Шрифт:
Интервал:
Закладка:
— Да. Точнее — в часовню. В часовню Иверской божьей матери. Это возможно?
Майя какое-то время молчала. Наверное, взвешивала, соображала, с кем можно и нужно посоветоваться. Во мне снова проснулись все мои подозрения относительно роли этой девицы.
— Но не сегодня же! — наконец сказала она. — Уже поздно и вообще… Давайте завтра встретимся в пресс-центре на жеребьевке. Сверим расписание, в общем, посмотрим. Договорились?
Я испытал одновременно и разочарование — мои подозрения, по-видимому, были небезосновательны, — и облегчение — на сегодня с меня было достаточно, я хотел остаться один.
— Прекрасно! — с подчеркнутым энтузиазмом сказал я. — Просто великолепно. Вы, конечно, устали, уже поздно. Вас проводить?
— Нет-нет, — почти испугалась она, — не стоит. Ваша гостиница тут рядом, а я сама доберусь, у нас спокойно.
На том мы и расстались. Мою гостиницу — «Интурист» — действительно было видно с того места, где мы стояли — уродливый стеклянный кирпич возвышался над всеми остальными зданиями улицы. Впрочем, и вся улица была каким-то чудовищным образцом эклектики: явно старинные здания чередовались с более современными, не отличавшимися к тому же изысканной строгостью архитектурного облика и какой-то особой красотой. Нет, это была не та Москва, о которой я столько слышал от бабушки. Это был другой, чужой город.

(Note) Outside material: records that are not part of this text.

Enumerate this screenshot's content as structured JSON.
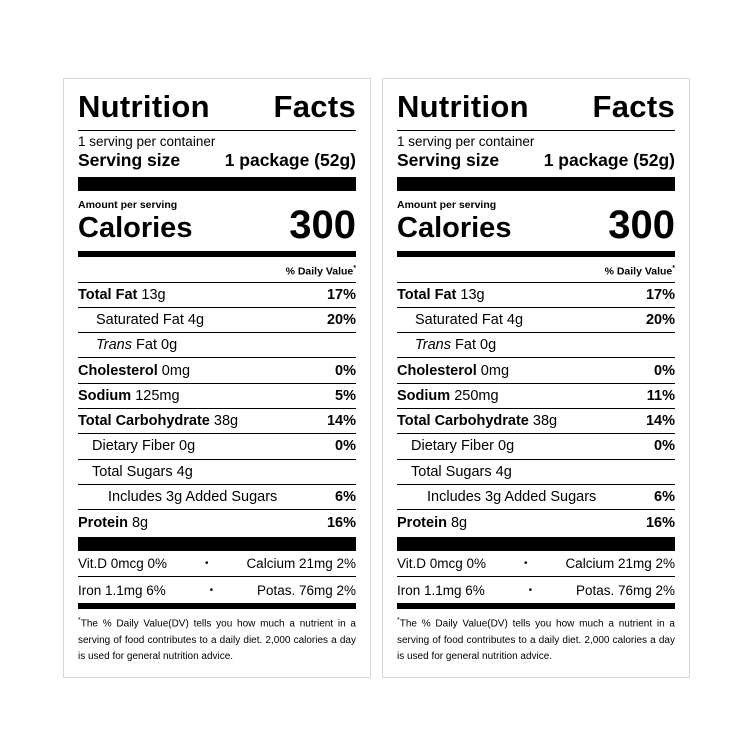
{
  "labels": [
    {
      "title_word1": "Nutrition",
      "title_word2": "Facts",
      "servings_per_container": "1 serving per container",
      "serving_size_label": "Serving size",
      "serving_size_value": "1 package (52g)",
      "amount_per_serving": "Amount per serving",
      "calories_label": "Calories",
      "calories_value": "300",
      "daily_value_header": "% Daily Value",
      "daily_value_asterisk": "*",
      "total_fat": {
        "name": "Total Fat",
        "amount": "13g",
        "dv": "17%"
      },
      "saturated_fat": {
        "name": "Saturated Fat",
        "amount": "4g",
        "dv": "20%"
      },
      "trans_fat": {
        "name_italic": "Trans",
        "name": "Fat",
        "amount": "0g"
      },
      "cholesterol": {
        "name": "Cholesterol",
        "amount": "0mg",
        "dv": "0%"
      },
      "sodium": {
        "name": "Sodium",
        "amount": "125mg",
        "dv": "5%"
      },
      "total_carbohydrate": {
        "name": "Total Carbohydrate",
        "amount": "38g",
        "dv": "14%"
      },
      "dietary_fiber": {
        "name": "Dietary Fiber",
        "amount": "0g",
        "dv": "0%"
      },
      "total_sugars": {
        "name": "Total Sugars",
        "amount": "4g"
      },
      "added_sugars": {
        "text": "Includes 3g Added Sugars",
        "dv": "6%"
      },
      "protein": {
        "name": "Protein",
        "amount": "8g",
        "dv": "16%"
      },
      "vitamin_d": "Vit.D 0mcg 0%",
      "calcium": "Calcium 21mg 2%",
      "iron": "Iron 1.1mg 6%",
      "potassium": "Potas. 76mg 2%",
      "dot": "•",
      "footnote_asterisk": "*",
      "footnote": "The % Daily Value(DV) tells you how much a nutrient in a serving of food contributes to a daily diet. 2,000 calories a day is used for general nutrition advice."
    },
    {
      "title_word1": "Nutrition",
      "title_word2": "Facts",
      "servings_per_container": "1 serving per container",
      "serving_size_label": "Serving size",
      "serving_size_value": "1 package (52g)",
      "amount_per_serving": "Amount per serving",
      "calories_label": "Calories",
      "calories_value": "300",
      "daily_value_header": "% Daily Value",
      "daily_value_asterisk": "*",
      "total_fat": {
        "name": "Total Fat",
        "amount": "13g",
        "dv": "17%"
      },
      "saturated_fat": {
        "name": "Saturated Fat",
        "amount": "4g",
        "dv": "20%"
      },
      "trans_fat": {
        "name_italic": "Trans",
        "name": "Fat",
        "amount": "0g"
      },
      "cholesterol": {
        "name": "Cholesterol",
        "amount": "0mg",
        "dv": "0%"
      },
      "sodium": {
        "name": "Sodium",
        "amount": "250mg",
        "dv": "11%"
      },
      "total_carbohydrate": {
        "name": "Total Carbohydrate",
        "amount": "38g",
        "dv": "14%"
      },
      "dietary_fiber": {
        "name": "Dietary Fiber",
        "amount": "0g",
        "dv": "0%"
      },
      "total_sugars": {
        "name": "Total Sugars",
        "amount": "4g"
      },
      "added_sugars": {
        "text": "Includes 3g Added Sugars",
        "dv": "6%"
      },
      "protein": {
        "name": "Protein",
        "amount": "8g",
        "dv": "16%"
      },
      "vitamin_d": "Vit.D 0mcg 0%",
      "calcium": "Calcium 21mg 2%",
      "iron": "Iron 1.1mg 6%",
      "potassium": "Potas. 76mg 2%",
      "dot": "•",
      "footnote_asterisk": "*",
      "footnote": "The % Daily Value(DV) tells you how much a nutrient in a serving of food contributes to a daily diet. 2,000 calories a day is used for general nutrition advice."
    }
  ]
}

Но часовню Иверской божьей матери я должен был посетить! Бабушка просила меня поставить там свечку. Меня преследовала навязчивая мысль о том, что если я это сделаю, мне обязательно повезет. Часовня на Красной площади. Это же где-то очень близко.
Однако полицейские, то есть милиционеры, которых я спрашивал, не понимали моего французского. А спрашивать по-русски я не рискнул. Пришлось отложить на следующий день. Ожидание стоило мне бессонной ночи. Я смотрел из окна номера на панораму ночного города и вспоминал то, что совсем недавно говорила Майя. То немногое, о чем она говорила по-русски, а потом, с трогательной старательностью школьницы, пыталась перевести на французский:
«Ты меня никогда не прогонишь:
Не отталкивают весну!
Ты меня и перстом не тронешь:
Слишком нежно пою ко сну.
Ты меня никогда не ославишь:
Мое имя — вода для уст.
Ты меня никогда не оставишь:
Дверь открыта и дом твой — пуст…»
Так могла бы сказать Мари, если бы я нашел время её послушать. Но теперь я действительно никогда её не оставлю, но не потому, что мой дом пуст. Нет, Господи, только не поэтому!
На следующее утро в толпе журналистов, которая собралась в пресс-центре, я сразу заметил рыжую головку Майи. И на сердце почему-то потеплело. Глупо, конечно, но у меня возникло ощущение близости родного человека. Хотя — кто она мне и кто я ей? «Что он Гекубе, что ему Гекуба?»…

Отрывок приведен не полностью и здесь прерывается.